Au début de la lecture, Les Choses, aussi agréable et intéressante soit-elle, je ne pensais pas trouver matière à géographie. C’était donc oublier que la géographie est partout. Au fil des pages, c’est l’idée d’espace vécu qui se fait de plus en plus présente. On sort de l’appart, on aborde le quartier, l’espace du quotidien, on fuit le quotidien pour un autre quotidien.
L’espace de l’appartement, résonance d’Espèce d’espace.
il leur fallut longtemps pour s’apercevoir que les fonctions les plus banales de la vie de tous les jours – dormir, manger, lire, bavarder, se laver – exigeaient chacune un espace spécifique,
L’espace en spirale centrifuge.
Ils laissaient derrière eux le Treizième tout proche, dont ils ne connaissaient guère que l’avenue des Gobelins, à cause de ses quatre cinémas, évitaient la sinistre rue Cuvier, qui ne les eût conduits qu’aux abords plus sinistres encore de la gare d’Austerlitz, et empruntaient, presque invariablement, la rue Monge, puis la rue des Ecoles, gagnaient Saint-Michel, Saint-Germain, et, de là, selon les jours ou les saisons, le Palais-Royal, l’Opéra, ou la gare Montparnasse, Vavin, la rue d’Assas, Saint-Sulpice, le Luxembourg.

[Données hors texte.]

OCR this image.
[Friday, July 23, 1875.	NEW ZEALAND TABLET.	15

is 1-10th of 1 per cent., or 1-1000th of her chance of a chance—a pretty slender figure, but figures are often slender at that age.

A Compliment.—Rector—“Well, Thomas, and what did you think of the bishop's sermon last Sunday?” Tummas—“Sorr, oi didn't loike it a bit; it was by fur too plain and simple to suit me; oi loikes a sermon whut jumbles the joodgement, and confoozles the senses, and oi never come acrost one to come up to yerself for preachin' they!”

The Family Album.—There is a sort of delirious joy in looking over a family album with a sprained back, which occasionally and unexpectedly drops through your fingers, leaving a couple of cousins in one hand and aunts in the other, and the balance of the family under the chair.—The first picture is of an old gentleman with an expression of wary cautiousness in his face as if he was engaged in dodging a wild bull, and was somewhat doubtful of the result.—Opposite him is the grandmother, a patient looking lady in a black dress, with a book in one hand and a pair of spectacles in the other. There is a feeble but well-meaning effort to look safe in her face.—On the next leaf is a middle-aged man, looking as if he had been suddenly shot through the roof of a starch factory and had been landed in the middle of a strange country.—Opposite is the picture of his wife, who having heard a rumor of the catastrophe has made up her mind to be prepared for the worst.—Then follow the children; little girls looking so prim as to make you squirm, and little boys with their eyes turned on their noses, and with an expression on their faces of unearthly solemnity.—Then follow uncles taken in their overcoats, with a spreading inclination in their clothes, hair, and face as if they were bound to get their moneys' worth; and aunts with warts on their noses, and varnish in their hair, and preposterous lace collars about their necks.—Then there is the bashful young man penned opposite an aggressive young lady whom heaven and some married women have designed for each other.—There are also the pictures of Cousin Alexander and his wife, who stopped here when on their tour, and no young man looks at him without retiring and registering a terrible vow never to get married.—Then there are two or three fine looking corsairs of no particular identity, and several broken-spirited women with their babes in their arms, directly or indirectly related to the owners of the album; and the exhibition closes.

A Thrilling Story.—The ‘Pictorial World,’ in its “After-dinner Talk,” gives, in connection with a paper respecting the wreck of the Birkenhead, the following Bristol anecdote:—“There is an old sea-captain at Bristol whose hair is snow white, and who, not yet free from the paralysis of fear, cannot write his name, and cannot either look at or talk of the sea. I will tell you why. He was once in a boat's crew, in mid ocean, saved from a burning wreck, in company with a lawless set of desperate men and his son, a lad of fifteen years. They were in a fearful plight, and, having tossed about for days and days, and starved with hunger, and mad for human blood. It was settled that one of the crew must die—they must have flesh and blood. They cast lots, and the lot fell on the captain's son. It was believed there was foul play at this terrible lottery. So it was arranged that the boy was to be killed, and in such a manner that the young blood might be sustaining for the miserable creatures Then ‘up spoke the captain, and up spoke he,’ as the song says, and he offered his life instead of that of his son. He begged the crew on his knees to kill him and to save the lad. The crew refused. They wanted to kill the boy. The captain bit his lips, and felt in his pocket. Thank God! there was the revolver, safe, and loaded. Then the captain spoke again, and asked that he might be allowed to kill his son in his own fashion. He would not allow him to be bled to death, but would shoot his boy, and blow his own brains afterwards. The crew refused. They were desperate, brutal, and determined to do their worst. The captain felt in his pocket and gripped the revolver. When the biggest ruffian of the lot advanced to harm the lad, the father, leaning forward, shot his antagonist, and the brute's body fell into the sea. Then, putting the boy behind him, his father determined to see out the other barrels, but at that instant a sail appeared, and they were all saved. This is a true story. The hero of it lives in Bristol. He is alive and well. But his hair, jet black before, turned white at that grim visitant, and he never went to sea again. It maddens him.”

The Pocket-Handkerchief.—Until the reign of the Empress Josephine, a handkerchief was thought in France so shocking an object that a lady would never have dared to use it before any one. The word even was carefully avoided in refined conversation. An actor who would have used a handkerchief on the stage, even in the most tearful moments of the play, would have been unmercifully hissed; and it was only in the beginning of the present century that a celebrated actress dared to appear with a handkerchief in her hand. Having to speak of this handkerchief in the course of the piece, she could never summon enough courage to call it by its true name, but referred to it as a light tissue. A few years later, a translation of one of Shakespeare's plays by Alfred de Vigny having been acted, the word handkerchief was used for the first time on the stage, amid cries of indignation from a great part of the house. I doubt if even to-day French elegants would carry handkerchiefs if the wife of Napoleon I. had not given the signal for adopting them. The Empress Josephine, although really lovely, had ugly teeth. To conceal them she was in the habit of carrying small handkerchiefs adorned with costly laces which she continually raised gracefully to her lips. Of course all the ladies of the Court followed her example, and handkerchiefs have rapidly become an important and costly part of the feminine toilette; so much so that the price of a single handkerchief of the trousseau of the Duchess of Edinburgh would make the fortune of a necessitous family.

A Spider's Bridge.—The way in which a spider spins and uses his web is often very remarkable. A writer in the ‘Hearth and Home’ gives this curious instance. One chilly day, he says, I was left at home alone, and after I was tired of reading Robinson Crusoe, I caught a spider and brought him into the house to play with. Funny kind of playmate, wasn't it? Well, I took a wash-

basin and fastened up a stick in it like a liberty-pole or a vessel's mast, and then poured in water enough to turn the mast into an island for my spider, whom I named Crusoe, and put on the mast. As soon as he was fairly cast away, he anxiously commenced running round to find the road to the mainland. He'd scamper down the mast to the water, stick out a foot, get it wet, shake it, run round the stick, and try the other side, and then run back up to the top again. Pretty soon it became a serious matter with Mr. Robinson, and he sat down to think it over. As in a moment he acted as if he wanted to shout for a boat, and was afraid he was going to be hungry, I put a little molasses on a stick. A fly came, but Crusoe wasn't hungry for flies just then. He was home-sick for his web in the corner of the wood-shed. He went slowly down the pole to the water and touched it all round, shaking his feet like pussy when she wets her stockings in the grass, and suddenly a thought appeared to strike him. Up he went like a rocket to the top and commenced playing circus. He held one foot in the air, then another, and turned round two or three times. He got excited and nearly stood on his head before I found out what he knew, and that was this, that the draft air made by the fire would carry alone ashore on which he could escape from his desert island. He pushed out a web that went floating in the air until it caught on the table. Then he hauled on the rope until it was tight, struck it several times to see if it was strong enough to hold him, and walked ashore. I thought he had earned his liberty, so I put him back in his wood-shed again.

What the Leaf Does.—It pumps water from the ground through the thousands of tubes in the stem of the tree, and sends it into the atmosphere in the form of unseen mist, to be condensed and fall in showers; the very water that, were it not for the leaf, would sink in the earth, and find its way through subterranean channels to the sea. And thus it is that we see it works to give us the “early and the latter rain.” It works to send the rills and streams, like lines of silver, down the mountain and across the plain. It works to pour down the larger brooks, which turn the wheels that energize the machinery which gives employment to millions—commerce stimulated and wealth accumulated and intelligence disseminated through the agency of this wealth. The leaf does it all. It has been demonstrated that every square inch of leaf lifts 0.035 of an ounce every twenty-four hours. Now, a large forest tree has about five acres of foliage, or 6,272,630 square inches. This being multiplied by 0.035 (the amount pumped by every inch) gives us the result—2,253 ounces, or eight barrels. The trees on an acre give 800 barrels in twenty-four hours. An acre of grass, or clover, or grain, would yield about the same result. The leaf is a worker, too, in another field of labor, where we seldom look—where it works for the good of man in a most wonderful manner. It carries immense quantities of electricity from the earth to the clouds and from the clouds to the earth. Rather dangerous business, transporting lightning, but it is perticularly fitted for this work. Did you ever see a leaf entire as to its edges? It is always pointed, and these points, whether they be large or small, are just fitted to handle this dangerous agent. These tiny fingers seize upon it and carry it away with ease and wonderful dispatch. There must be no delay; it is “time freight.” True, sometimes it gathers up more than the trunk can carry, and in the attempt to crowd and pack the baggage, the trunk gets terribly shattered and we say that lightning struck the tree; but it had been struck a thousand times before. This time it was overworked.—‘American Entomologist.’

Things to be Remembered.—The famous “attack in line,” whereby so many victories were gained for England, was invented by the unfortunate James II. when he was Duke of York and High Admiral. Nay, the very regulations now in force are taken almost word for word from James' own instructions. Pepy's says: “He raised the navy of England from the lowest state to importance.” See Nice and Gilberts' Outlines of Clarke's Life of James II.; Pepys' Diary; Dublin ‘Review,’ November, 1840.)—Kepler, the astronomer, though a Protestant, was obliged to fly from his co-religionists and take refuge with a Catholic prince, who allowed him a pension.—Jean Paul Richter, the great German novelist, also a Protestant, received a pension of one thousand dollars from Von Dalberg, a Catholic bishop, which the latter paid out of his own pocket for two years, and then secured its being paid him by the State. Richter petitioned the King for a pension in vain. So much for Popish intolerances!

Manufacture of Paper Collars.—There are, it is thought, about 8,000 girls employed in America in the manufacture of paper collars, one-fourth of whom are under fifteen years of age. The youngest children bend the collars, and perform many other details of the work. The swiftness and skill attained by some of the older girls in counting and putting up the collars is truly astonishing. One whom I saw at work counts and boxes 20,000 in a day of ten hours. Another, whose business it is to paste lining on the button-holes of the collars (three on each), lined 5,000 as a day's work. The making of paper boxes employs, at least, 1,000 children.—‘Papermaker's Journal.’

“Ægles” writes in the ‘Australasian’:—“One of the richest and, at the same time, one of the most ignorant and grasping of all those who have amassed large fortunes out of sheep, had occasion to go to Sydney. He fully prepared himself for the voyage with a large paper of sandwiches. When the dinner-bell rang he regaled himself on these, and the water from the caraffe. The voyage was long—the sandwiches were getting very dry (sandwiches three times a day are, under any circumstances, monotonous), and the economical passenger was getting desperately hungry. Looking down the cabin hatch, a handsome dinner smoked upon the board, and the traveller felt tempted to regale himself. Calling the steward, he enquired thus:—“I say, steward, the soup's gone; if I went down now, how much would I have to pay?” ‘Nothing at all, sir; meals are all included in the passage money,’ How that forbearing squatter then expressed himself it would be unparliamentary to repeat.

Oublier Paris, voir la campagne du haut d’un château d’eau.
Du sommet du château d’eau, ils voyaient la ferme tout entière, enserrant sur ses quatre côtés la grande cour pavée, avec ses deux portails en ogive, la basse-cour, la porcherie, le potager, le verger, la route bordée de platanes qui menait à la Nationale et, tout autour, à l’infini, les grandes stries jaunes des champs de blé, les futaies, les taillis, les pacages, les traces noires, rectilignes, des routes, sur lesquelles, parfois, filait le scintillement d’une voiture, et la ligne sinueuse des peupliers longeant une rivière encaissée, presque invisible, se perdant à l’horizon vers des collines brumeuses.
Entrer dans la carte.
ils voyaient, en face d’eux, à côté d’un râtelier d’armes où s’étageaient les crosses patinées et les canons brillants de graisse de cinq fusils de chasse, le puzzle bariolé du cadastre, au centre duquel ils reconnaissaient, presque sans surprise, le quadrilatère presque achevé de la ferme, le liséré gris de la petite route, les petits points en quinconce des platanes, les traits plus marqués des nationales. Et plus tard encore, ils étaient eux-mêmes sur cette petite route grise bordée de platanes. Ils étaient ce petit point scintillant sur la longue route noire. Ils étaient un petit îlot de pauvreté sur la grande mer d’abondance. Ils regardaient autour d’eux les grands champs jaunes avec les petites taches rouges des coquelicots. Ils se sentaient écrasés.
Espace vécu, en Tunisie.
On faisait le tour de la ville européenne en un petit peu plus d’un quart d’heure. De l’immeuble qu’ils habitaient, le Collège technique était à trois minutes, le marché à deux, le restaurant où ils prenaient tous leurs repas à cinq, le Café de la Régence à six, de même que la banque, que la bibliothèque municipale, que six des sept cinémas de la ville. La poste et la gare, et la station des voitures de louage pour Tunis ou Gabès étaient à moins de dix minutes et constituaient les limites extrêmes de ce qu’il était suffisant de connaître pour vivre à Sfax.
Mais espace superficiellement vécu.
mais parce qu’ils n’étaient justement que des promeneurs, ils y restèrent toujours étrangers.
Mais espace qu’ils refusaient de transformer en vécu.
un monde qu’ils ne comprenaient pas, qu’ils ne cherchaient pas à comprendre, car jamais, dans leur vie passée, ils ne s’étaient préparés à devoir un jour s’adapter, se transformer, se modeler sur un paysage, un climat, un mode de vie […].